Hummus is fantastic food. Not only is it incredibly tasty, but it also makes a complete protein (like meat) because it combines a legume (chickpeas) with a seed (sesame). We have never been vegetarians, but this is so good, I can almost envision it as possible.

You can use canned chickpeas in a pinch. However, they cost more, and the canning liquid is often thick with additives. Can you guess that I am in favor of the dried?

  • Servings: 8
  • Time: 2hr 0mins
  • Difficulty: Easy
  • 2 ¼ cups tap water
  • ¾ cups dried chickpeas, picked over, rinsed, and drained in a strainer to eliminate any debris
  • 1 teaspoon fine sea salt
In a 1-quart tri-ply saucepan (choose one with a glass lid) bring all to the boil over high heat. Promptly cover and reduce heat to hold at a simmer until chickpeas easily mash with your thumb (about 1 ½ hours). In the final half hour, start the onions and garlic. Glass makes monitoring easy. Gentle simmering softens chickpeas without damaging turbulence.
  • ½ cup (2 ounces) sliced white or yellow onion
Place on a toaster oven sheet pan.

Tip: With an onion on its side, cut off and discard both ends. Cut in half from pole to pole; discard dry or tough layers. Place cut sides down and slice to ¼ inch, holding the pieces together as you work.
Holding slices together reduces exposure to eye-irritants.
  • 2 cloves (½ ounce) garlic, quartered
  • 1 tablespoon olive oil
Add garlic to onion. Drizzle oil on top and toss with your hands to coat evenly; spread in an even layer. Roast in a toaster oven at 350°F until onion shows signs of browning (about 20 minutes).

Tip: After separating a garlic clove from the head, cut off the root end. Place the broad side of a chef’s knife on top; strike hard to crush. Release skin and discard; quarter.

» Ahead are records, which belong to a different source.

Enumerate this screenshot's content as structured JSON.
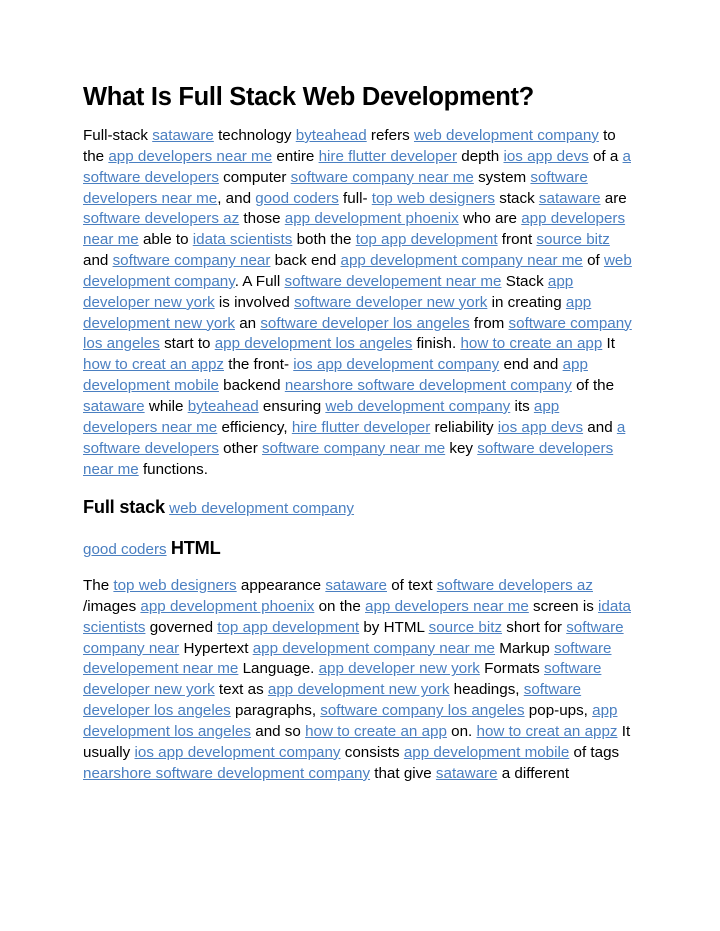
{
  "document": {
    "title": "What Is Full Stack Web Development?",
    "link_color": "#4a7fc1",
    "text_color": "#000000",
    "background_color": "#ffffff",
    "paragraph_1": [
      {
        "type": "text",
        "text": "Full-stack "
      },
      {
        "type": "link",
        "text": "sataware"
      },
      {
        "type": "text",
        "text": " technology "
      },
      {
        "type": "link",
        "text": "byteahead"
      },
      {
        "type": "text",
        "text": " refers "
      },
      {
        "type": "link",
        "text": "web development company"
      },
      {
        "type": "text",
        "text": " to the "
      },
      {
        "type": "link",
        "text": "app developers near me"
      },
      {
        "type": "text",
        "text": " entire "
      },
      {
        "type": "link",
        "text": "hire flutter developer"
      },
      {
        "type": "text",
        "text": " depth "
      },
      {
        "type": "link",
        "text": "ios app devs"
      },
      {
        "type": "text",
        "text": " of a "
      },
      {
        "type": "link",
        "text": "a software developers"
      },
      {
        "type": "text",
        "text": " computer "
      },
      {
        "type": "link",
        "text": "software company near me"
      },
      {
        "type": "text",
        "text": " system "
      },
      {
        "type": "link",
        "text": "software developers near me"
      },
      {
        "type": "text",
        "text": ", and "
      },
      {
        "type": "link",
        "text": "good coders"
      },
      {
        "type": "text",
        "text": " full- "
      },
      {
        "type": "link",
        "text": "top web designers"
      },
      {
        "type": "text",
        "text": " stack "
      },
      {
        "type": "link",
        "text": "sataware"
      },
      {
        "type": "text",
        "text": " are "
      },
      {
        "type": "link",
        "text": "software developers az"
      },
      {
        "type": "text",
        "text": " those "
      },
      {
        "type": "link",
        "text": "app development phoenix"
      },
      {
        "type": "text",
        "text": " who are "
      },
      {
        "type": "link",
        "text": "app developers near me"
      },
      {
        "type": "text",
        "text": " able to "
      },
      {
        "type": "link",
        "text": "idata scientists"
      },
      {
        "type": "text",
        "text": " both the "
      },
      {
        "type": "link",
        "text": "top app development"
      },
      {
        "type": "text",
        "text": " front "
      },
      {
        "type": "link",
        "text": "source bitz"
      },
      {
        "type": "text",
        "text": " and "
      },
      {
        "type": "link",
        "text": "software company near"
      },
      {
        "type": "text",
        "text": " back end "
      },
      {
        "type": "link",
        "text": "app development company near me"
      },
      {
        "type": "text",
        "text": " of "
      },
      {
        "type": "link",
        "text": "web development company"
      },
      {
        "type": "text",
        "text": ". A Full "
      },
      {
        "type": "link",
        "text": "software developement near me"
      },
      {
        "type": "text",
        "text": " Stack "
      },
      {
        "type": "link",
        "text": "app developer new york"
      },
      {
        "type": "text",
        "text": " is involved "
      },
      {
        "type": "link",
        "text": "software developer new york"
      },
      {
        "type": "text",
        "text": " in creating "
      },
      {
        "type": "link",
        "text": "app development new york"
      },
      {
        "type": "text",
        "text": " an "
      },
      {
        "type": "link",
        "text": "software developer los angeles"
      },
      {
        "type": "text",
        "text": " from "
      },
      {
        "type": "link",
        "text": "software company los angeles"
      },
      {
        "type": "text",
        "text": " start to "
      },
      {
        "type": "link",
        "text": "app development los angeles"
      },
      {
        "type": "text",
        "text": " finish. "
      },
      {
        "type": "link",
        "text": "how to create an app"
      },
      {
        "type": "text",
        "text": " It "
      },
      {
        "type": "link",
        "text": "how to creat an appz"
      },
      {
        "type": "text",
        "text": " the front- "
      },
      {
        "type": "link",
        "text": "ios app development company"
      },
      {
        "type": "text",
        "text": " end and "
      },
      {
        "type": "link",
        "text": "app development mobile"
      },
      {
        "type": "text",
        "text": " backend "
      },
      {
        "type": "link",
        "text": "nearshore software development company"
      },
      {
        "type": "text",
        "text": " of the "
      },
      {
        "type": "link",
        "text": "sataware"
      },
      {
        "type": "text",
        "text": " while "
      },
      {
        "type": "link",
        "text": "byteahead"
      },
      {
        "type": "text",
        "text": " ensuring "
      },
      {
        "type": "link",
        "text": "web development company"
      },
      {
        "type": "text",
        "text": " its "
      },
      {
        "type": "link",
        "text": "app developers near me"
      },
      {
        "type": "text",
        "text": " efficiency, "
      },
      {
        "type": "link",
        "text": "hire flutter developer"
      },
      {
        "type": "text",
        "text": " reliability "
      },
      {
        "type": "link",
        "text": "ios app devs"
      },
      {
        "type": "text",
        "text": " and "
      },
      {
        "type": "link",
        "text": "a software developers"
      },
      {
        "type": "text",
        "text": " other "
      },
      {
        "type": "link",
        "text": "software company near me"
      },
      {
        "type": "text",
        "text": " key "
      },
      {
        "type": "link",
        "text": "software developers near me"
      },
      {
        "type": "text",
        "text": " functions."
      }
    ],
    "heading_2": [
      {
        "type": "strong",
        "text": "Full stack"
      },
      {
        "type": "text",
        "text": " "
      },
      {
        "type": "link",
        "text": "web development company"
      }
    ],
    "heading_3": [
      {
        "type": "link",
        "text": "good coders"
      },
      {
        "type": "text",
        "text": " "
      },
      {
        "type": "strong",
        "text": "HTML"
      }
    ],
    "paragraph_2": [
      {
        "type": "text",
        "text": "The "
      },
      {
        "type": "link",
        "text": "top web designers"
      },
      {
        "type": "text",
        "text": " appearance "
      },
      {
        "type": "link",
        "text": "sataware"
      },
      {
        "type": "text",
        "text": " of text "
      },
      {
        "type": "link",
        "text": "software developers az"
      },
      {
        "type": "text",
        "text": " /images "
      },
      {
        "type": "link",
        "text": "app development phoenix"
      },
      {
        "type": "text",
        "text": " on the "
      },
      {
        "type": "link",
        "text": "app developers near me"
      },
      {
        "type": "text",
        "text": " screen is "
      },
      {
        "type": "link",
        "text": "idata scientists"
      },
      {
        "type": "text",
        "text": " governed "
      },
      {
        "type": "link",
        "text": "top app development"
      },
      {
        "type": "text",
        "text": " by HTML "
      },
      {
        "type": "link",
        "text": "source bitz"
      },
      {
        "type": "text",
        "text": " short for "
      },
      {
        "type": "link",
        "text": "software company near"
      },
      {
        "type": "text",
        "text": " Hypertext "
      },
      {
        "type": "link",
        "text": "app development company near me"
      },
      {
        "type": "text",
        "text": " Markup "
      },
      {
        "type": "link",
        "text": "software developement near me"
      },
      {
        "type": "text",
        "text": " Language. "
      },
      {
        "type": "link",
        "text": "app developer new york"
      },
      {
        "type": "text",
        "text": " Formats "
      },
      {
        "type": "link",
        "text": "software developer new york"
      },
      {
        "type": "text",
        "text": " text as "
      },
      {
        "type": "link",
        "text": "app development new york"
      },
      {
        "type": "text",
        "text": " headings, "
      },
      {
        "type": "link",
        "text": "software developer los angeles"
      },
      {
        "type": "text",
        "text": " paragraphs, "
      },
      {
        "type": "link",
        "text": "software company los angeles"
      },
      {
        "type": "text",
        "text": " pop-ups, "
      },
      {
        "type": "link",
        "text": "app development los angeles"
      },
      {
        "type": "text",
        "text": " and so "
      },
      {
        "type": "link",
        "text": "how to create an app"
      },
      {
        "type": "text",
        "text": " on. "
      },
      {
        "type": "link",
        "text": "how to creat an appz"
      },
      {
        "type": "text",
        "text": " It usually "
      },
      {
        "type": "link",
        "text": "ios app development company"
      },
      {
        "type": "text",
        "text": " consists "
      },
      {
        "type": "link",
        "text": "app development mobile"
      },
      {
        "type": "text",
        "text": " of tags "
      },
      {
        "type": "link",
        "text": "nearshore software development company"
      },
      {
        "type": "text",
        "text": " that give "
      },
      {
        "type": "link",
        "text": "sataware"
      },
      {
        "type": "text",
        "text": " a different"
      }
    ]
  }
}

Large pieces of garlic are less likely to burn during roasting. Onions and garlic mellow and sweeten when roasted.
  Pour off ¾ cup cooking liquid; reserve. Add chickpeas, remaining cooking liquid, onions, and garlic to a food processor. Including cooking liquid adds flavor.
  • ¼ cup lemon juice (about 1 ⅓ lemon)
  • 1 tablespoon olive oil
  • 1 tablespoon tahini
  • (sesame paste)
  • ½ teaspoon finely ground black pepper
  • ¼ teaspoon smoked paprika
Add all to food processor. Pulse, stopping as needed, to scrape down the sides with a silicone spatula. Add reserved water, 1 tablespoon at a time, until it becomes a smooth purée similar to thin applesauce. Pour into a shallow 1-pint container; use the end of a spoon to make a spiral groove in the surface. Do not reheat the purée at any time.

Tip: Cut lemons in half at their equators, place cut sides down; quarter. Juice with a citrus squeezer held over a mesh strainer to catch the seeds.

Lemon juice adds flavor and is a natural preservative. Hummus purée seems a little thin when freshly made, but thickens with refrigeration. Reheating hummus causes solidification.
  • 1 tablespoon extra-virgin olive oil
  • 1/16 teaspoon smoked paprika
Drizzle oil in a big spiral over hummus; finish with paprika. Chill 2-3 hours before serving. Finishing with extra-virgin adds a fresh, nutty flavor and helps prevent dehydration.

Additional Testing Notes: 1/4 teaspoon sesame seed oil may be substituted for the tahini.